Temos, portanto, que fazer com que o Brasil atrasado alcance o moderno. E isso tem que ser feito rápido. Estamos de tal forma negligentes com essas questões básicas que alguns problemas brasileiros já estão parecendo não ter solução. Já nos parece impossível, por exemplo, resolver a questão das favelas. A questão da violência, por sua vez, que existe no país desde a década de 70, mas que somente a partir da de 90 passou a atingir o rico e, portanto, a ter importância, não tem projeto de solução sério que estime menos 20 anos para que se atinjam resultados pertinentes.
E nada disso tem sido tratado pelo Governo Lula.

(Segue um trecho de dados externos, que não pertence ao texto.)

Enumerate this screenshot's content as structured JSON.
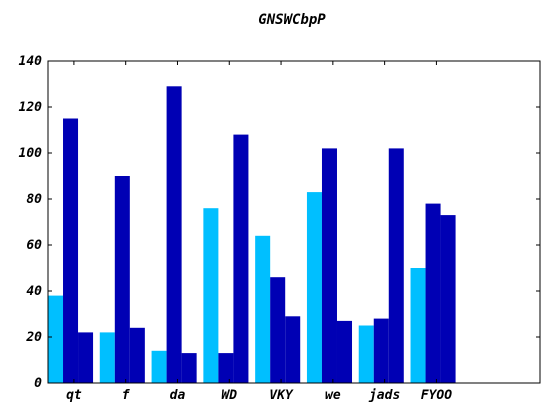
{
  "chart_data": {
    "type": "bar",
    "title": "GNSWCbpP",
    "xlabel": "",
    "ylabel": "",
    "categories": [
      "qt",
      "f",
      "da",
      "WD",
      "VKY",
      "we",
      "jads",
      "FYOO"
    ],
    "series": [
      {
        "color": "#00bfff",
        "values": [
          38,
          22,
          14,
          76,
          64,
          83,
          25,
          50
        ]
      },
      {
        "color": "#0000b4",
        "values": [
          115,
          90,
          129,
          13,
          46,
          102,
          28,
          78
        ]
      },
      {
        "color": "#0000b4",
        "values": [
          22,
          24,
          13,
          108,
          29,
          27,
          102,
          73
        ]
      }
    ],
    "ylim": [
      0,
      140
    ],
    "yticks": [
      0,
      20,
      40,
      60,
      80,
      100,
      120,
      140
    ],
    "xlim": [
      0,
      9.5
    ],
    "grid": false,
    "legend": "none"
  }
}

Há ainda questões que não necessitam de verbas, nem de projetos nacionais, e que não foram sequer abordadas pelo atual governo, como o casamento gay. Qualquer país que vise se tornar vanguarda de pensamento, de respeito ao indivíduo e suas liberdades, de direitos humanos, deve tratar a questão do casamento entre pessoas do mesmo sexo com extrema seriedade. Além disso, no Brasil isso serviria como ferramenta para desestabilizar o enorme conservadorismo ainda tão presente na nossa sociedade e que contribui, e muito, para nos manter aquém das demais nações no mundo. Mas, mesmo o movimento homossexual estando sempre com o PT em todas as suas lutas, suas causas nunca foram debatidas pelo Governo Lula, e nunca participaram seriamente do debate público como proposta de governo.
Lamento profundamente que as conversas acerca do Governo Lula estejam somente em torno do “sobe o juro, desce o juro”. O ato de governar é mais amplo do que isso, e debates como os que aqui procurei levantar me parecem muito mais importantes que o que vem sendo feito atualmente. E, embora se diga, com razão, que as questões negligenciadas pelo Governo Lula também o foram pelos demais governos, não era isso que se esperava de um partido como o PT, com as idéias e projetos que tinha. Torço, portanto, para que a ampliação do debate acerca do atual governo, e do próximo, ocorra, e que a questão do desenvolvimento não continue sendo tratada com apenas um ou dois indicadores estatísticos.